The #Internet and #Defamation: Jumping to Conclusions #tort #law #yelp

This is a bit of a diversion from matters of property law, but recently I’ve been involved in writing some letters to various Yelp users about their defamatory comments towards a couple of my clients. In the course of my research, I’ve read many people criticizing defamation lawsuits are as being designed to silence people simply because they’re writing bad reviews. While this is possible in any particular case, legitimate defamation lawsuits are not designed to do that, and illegitimate ones have little chance of succeeding. Understanding the distinction between legitimate and illegitimate claims of defamation is important, because far too many of you are applying that criticism to legitimate cases.

Defining Defamation

For the purposes of this post, a simple three prong test will do. Defamation is 1) telling a lie to the general public about a person or company, 2) under circumstances in which the general public would believe it, and 3) therefore the lie harms that person or company. This three prong test is by no means a complete statement of defamation law. It’s just one I made up off the top of my head that’s grounded in the real law but simplified. There are all sorts of twists and turns to defamation law, but I don’t want to bog you down in too many details that aren’t directly relevant to this post. Just keep in mind this basic test as you read the rest of this post.

Statements of Opinion Are Not Defamation

Let’s say I make the statement, “I love ABC Corporation,” when in fact I hate it. This is a reasonable possibility, because this is a positive statement of opinion. I might be trying to protect someone’s feelings. However, it’s clear this I’m not committing defamation here either because I don’t satisfy the third prong (#3) of the test. Moreover, no one would ever want to sue for a positive statement of opinion, so we can just ignore them going forward. The real issue is a negative statement of opinion.

If you’re clever, you already realize that negative statements of opinion are rarely lies. If I say, “I hate ABC Corporation,” I’m probably not lying because I rarely have the motivation to do so. If I really liked ABC, I wouldn’t be doing myself any favors by criticizing them, so it’s unlikely I’d lie about that. More to the point, if I really hated ABC, then the statement is objectively true, even if everyone else in the world likes them. All I’m stating is my opinion, and if I honestly don’t like them, then , “I hate ABC Corporation,” is objectively true. So, if I’m stating a negative opinion, in almost all situations, I’m not committing defamation because I don’t satisfy the first prong (#1) of the test.

Now consider this hypothetical situation as an example. Let’s say that I was in ABC Shoe Store on a very busy day, and it took 30 seconds for an employee to greet me and ask how he could help me. Almost all of us would agree that this is pretty fast under the circumstances. However, what if I disagree? What if I then post on Yelp, “ABC Shoe Store was slow to respond”? Is that defamation?

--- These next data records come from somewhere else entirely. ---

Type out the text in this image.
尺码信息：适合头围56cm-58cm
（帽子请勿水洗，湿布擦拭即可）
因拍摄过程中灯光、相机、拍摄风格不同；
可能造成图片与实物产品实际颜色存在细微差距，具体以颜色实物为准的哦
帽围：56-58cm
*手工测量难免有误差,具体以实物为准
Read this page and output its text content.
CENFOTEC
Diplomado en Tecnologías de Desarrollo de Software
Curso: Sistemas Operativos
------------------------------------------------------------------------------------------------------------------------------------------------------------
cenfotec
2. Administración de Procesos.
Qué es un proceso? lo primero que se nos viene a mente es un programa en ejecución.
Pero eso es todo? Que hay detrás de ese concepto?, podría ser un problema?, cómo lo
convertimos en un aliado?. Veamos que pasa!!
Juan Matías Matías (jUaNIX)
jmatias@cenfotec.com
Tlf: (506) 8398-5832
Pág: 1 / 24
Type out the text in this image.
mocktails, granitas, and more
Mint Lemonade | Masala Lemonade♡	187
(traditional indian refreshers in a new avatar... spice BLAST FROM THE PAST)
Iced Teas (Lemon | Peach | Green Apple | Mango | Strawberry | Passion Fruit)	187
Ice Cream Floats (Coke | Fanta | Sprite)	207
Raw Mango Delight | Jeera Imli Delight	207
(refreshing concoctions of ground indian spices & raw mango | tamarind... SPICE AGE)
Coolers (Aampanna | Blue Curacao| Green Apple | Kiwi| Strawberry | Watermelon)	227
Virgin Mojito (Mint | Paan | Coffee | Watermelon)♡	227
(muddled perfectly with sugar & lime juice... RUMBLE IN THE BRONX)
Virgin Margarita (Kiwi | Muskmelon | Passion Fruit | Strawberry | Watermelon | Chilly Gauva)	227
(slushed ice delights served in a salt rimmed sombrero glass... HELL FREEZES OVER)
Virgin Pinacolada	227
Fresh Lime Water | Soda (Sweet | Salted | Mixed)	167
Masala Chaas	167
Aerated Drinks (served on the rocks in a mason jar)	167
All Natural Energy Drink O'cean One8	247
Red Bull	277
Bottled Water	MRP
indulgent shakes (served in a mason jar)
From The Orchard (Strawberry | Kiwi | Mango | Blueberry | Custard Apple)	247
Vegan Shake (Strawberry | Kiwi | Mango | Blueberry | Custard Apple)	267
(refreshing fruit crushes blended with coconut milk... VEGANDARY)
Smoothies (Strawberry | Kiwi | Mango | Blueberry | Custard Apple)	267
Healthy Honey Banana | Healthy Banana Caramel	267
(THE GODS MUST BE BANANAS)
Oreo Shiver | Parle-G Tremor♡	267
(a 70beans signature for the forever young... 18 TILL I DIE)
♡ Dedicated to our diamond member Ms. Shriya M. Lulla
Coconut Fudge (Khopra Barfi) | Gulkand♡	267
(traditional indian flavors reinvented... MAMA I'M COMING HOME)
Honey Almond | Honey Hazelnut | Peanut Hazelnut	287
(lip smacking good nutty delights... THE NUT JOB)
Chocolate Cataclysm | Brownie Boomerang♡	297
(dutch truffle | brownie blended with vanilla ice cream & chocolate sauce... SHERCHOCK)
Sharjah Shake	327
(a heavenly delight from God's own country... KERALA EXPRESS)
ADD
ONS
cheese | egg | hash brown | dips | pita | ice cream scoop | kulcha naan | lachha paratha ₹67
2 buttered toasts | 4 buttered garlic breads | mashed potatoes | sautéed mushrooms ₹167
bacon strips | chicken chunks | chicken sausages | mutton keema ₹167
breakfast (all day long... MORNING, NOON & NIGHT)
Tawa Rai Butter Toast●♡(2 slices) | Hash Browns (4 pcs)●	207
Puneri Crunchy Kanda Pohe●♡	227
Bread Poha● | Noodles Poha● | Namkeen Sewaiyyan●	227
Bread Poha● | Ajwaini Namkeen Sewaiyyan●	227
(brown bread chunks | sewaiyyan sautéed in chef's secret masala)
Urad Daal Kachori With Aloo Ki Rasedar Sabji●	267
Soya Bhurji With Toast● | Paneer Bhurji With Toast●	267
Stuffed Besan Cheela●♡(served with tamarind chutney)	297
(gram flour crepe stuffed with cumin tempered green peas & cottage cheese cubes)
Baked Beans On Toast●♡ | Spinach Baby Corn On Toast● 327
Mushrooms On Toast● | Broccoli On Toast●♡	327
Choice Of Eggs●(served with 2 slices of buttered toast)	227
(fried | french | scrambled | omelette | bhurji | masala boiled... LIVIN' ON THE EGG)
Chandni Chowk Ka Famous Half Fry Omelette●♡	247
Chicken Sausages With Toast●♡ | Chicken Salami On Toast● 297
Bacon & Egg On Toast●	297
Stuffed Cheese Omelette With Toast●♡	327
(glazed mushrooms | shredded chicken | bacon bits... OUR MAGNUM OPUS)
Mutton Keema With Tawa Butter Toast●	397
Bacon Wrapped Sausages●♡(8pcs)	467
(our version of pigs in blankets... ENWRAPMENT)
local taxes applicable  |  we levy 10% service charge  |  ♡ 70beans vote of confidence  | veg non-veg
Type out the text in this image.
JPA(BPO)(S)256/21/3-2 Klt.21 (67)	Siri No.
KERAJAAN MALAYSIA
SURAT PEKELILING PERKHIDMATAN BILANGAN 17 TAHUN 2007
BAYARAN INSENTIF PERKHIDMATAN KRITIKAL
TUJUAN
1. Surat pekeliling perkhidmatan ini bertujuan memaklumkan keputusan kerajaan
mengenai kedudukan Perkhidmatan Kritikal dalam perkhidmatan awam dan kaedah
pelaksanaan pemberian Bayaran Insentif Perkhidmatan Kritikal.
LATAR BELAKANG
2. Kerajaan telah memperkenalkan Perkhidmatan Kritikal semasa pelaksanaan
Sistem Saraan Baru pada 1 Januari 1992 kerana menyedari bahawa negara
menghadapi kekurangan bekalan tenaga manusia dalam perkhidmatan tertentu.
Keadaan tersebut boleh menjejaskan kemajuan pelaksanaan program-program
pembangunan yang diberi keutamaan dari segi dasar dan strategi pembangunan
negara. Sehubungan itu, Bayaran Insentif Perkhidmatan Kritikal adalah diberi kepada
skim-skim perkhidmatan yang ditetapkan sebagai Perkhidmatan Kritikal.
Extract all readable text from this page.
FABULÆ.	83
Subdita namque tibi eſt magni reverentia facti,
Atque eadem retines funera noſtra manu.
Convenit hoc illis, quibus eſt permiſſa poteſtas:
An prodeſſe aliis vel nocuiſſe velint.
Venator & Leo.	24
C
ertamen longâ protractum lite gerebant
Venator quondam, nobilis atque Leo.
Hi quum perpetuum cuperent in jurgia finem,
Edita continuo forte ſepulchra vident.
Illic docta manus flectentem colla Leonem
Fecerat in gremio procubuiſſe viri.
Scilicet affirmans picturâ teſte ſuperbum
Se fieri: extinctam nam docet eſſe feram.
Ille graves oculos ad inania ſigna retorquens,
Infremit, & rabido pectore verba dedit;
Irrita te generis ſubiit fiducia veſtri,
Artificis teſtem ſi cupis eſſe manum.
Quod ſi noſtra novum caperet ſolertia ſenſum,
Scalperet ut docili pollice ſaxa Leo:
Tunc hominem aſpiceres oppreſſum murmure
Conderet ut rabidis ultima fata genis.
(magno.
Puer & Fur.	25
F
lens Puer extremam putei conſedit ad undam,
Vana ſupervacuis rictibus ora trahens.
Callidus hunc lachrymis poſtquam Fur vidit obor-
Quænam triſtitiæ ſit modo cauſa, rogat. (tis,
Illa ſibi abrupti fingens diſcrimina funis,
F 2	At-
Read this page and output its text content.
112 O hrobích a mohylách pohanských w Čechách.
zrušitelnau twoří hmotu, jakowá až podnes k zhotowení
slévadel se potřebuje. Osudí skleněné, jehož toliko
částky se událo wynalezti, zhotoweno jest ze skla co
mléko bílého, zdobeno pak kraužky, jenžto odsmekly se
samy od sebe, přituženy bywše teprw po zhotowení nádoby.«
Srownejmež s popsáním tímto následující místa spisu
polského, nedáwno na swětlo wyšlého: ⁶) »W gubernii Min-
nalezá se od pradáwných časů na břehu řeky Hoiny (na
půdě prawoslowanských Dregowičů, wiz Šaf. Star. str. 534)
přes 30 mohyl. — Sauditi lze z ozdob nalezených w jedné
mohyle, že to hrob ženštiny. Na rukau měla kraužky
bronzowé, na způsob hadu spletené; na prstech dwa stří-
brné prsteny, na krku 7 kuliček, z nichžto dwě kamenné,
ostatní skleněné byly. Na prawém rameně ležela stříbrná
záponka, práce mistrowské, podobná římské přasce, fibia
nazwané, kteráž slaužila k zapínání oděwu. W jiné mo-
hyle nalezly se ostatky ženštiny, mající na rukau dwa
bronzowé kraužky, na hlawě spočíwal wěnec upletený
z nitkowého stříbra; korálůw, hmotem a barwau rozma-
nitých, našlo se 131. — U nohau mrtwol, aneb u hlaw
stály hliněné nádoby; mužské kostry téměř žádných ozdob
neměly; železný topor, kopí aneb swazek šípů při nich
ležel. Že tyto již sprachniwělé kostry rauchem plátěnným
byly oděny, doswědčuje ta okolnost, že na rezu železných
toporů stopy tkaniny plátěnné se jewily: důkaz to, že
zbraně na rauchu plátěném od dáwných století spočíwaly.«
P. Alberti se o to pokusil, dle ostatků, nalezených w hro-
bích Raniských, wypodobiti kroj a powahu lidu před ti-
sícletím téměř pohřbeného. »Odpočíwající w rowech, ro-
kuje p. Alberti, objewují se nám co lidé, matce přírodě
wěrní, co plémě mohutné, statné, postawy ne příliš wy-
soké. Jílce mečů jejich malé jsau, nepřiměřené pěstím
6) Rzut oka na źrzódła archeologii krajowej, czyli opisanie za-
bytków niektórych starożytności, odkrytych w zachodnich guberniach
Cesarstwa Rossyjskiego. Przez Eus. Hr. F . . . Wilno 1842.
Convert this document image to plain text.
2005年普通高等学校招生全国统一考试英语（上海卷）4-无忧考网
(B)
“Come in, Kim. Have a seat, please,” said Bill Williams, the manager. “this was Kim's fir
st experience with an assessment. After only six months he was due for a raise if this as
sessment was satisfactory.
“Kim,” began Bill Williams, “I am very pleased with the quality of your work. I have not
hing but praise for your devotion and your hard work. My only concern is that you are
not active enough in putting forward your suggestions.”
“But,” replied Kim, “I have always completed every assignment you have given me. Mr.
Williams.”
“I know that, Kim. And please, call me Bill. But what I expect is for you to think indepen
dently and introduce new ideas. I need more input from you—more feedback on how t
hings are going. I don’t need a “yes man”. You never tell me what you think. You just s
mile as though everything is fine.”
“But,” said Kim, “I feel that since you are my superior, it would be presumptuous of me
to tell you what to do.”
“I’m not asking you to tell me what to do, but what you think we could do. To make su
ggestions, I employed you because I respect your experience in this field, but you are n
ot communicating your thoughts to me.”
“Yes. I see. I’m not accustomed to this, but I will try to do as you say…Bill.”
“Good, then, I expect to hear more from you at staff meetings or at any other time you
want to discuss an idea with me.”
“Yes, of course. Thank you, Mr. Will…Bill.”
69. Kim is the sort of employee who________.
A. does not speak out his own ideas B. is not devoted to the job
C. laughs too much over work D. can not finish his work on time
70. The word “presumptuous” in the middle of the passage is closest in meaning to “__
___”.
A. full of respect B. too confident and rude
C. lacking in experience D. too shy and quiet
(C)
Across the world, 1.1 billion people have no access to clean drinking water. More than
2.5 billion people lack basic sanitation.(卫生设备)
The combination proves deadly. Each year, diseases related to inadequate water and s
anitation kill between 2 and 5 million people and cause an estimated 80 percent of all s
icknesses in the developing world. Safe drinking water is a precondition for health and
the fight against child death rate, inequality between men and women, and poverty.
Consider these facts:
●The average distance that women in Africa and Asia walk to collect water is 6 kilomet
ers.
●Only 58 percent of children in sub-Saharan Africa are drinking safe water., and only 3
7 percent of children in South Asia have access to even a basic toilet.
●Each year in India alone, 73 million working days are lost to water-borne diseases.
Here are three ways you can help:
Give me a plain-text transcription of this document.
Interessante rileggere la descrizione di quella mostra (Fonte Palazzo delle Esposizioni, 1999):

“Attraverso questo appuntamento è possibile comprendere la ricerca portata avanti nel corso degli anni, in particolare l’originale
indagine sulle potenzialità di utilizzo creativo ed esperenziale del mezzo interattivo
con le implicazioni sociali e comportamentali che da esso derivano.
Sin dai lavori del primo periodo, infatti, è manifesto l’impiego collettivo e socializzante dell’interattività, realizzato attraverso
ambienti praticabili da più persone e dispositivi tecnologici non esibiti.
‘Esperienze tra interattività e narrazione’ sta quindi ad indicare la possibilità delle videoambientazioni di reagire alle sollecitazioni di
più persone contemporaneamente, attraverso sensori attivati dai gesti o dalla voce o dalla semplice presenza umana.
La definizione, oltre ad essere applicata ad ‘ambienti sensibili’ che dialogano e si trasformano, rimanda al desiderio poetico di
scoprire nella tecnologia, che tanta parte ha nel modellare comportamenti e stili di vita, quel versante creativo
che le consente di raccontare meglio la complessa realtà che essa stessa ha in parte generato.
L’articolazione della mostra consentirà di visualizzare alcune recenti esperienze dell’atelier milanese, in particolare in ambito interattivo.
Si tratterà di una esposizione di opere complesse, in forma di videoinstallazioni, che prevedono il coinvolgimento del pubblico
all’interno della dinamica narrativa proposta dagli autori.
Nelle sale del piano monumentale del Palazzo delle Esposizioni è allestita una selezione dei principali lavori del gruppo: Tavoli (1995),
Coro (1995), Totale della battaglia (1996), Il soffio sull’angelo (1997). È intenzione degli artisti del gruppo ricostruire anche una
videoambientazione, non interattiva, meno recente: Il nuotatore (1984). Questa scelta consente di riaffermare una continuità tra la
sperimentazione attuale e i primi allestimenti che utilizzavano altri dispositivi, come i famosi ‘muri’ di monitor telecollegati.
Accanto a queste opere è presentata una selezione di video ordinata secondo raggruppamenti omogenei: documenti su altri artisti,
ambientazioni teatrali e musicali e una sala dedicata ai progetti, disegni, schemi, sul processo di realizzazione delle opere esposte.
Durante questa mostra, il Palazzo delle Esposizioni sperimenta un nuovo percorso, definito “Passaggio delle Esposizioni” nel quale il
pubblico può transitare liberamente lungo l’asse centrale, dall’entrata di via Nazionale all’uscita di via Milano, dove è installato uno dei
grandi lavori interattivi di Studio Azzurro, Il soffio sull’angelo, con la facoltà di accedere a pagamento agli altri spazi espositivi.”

No, it isn’t. Even if I’m being completely unfair, it’s not defamation if I’m still honestly stating my opinion. Of course, I could still be lying. Maybe the only reason I’m upset is that I thought the clerk looked at me strangely, and I was offended, but I thought it’d be more believable to accuse ABC of being slow. Proving that I’m lying, though, would be virtually impossible, so statements of opinion are simply excluded from defamation.

So, to summarize, if I’m simply telling you my opinion, I’m not guilty of defamation even if my opinion is ridiculous.

False Statements of Fact Are Defamation

So now we know what defamation isn’t. What is it?

Objectively false statements are defamation. If, in the hypothetical above, instead of saying, “ABC Shoe Store was slow to respond,” I said “ABC Shoe Store took 5 minutes to respond, and I was the only customer in the store,” then that’s defamation. Why? Because there are two objectively false statements in there: “5 minutes” and “only customer in the store.” In other words, it’s not my opinion; it’s an outright lie.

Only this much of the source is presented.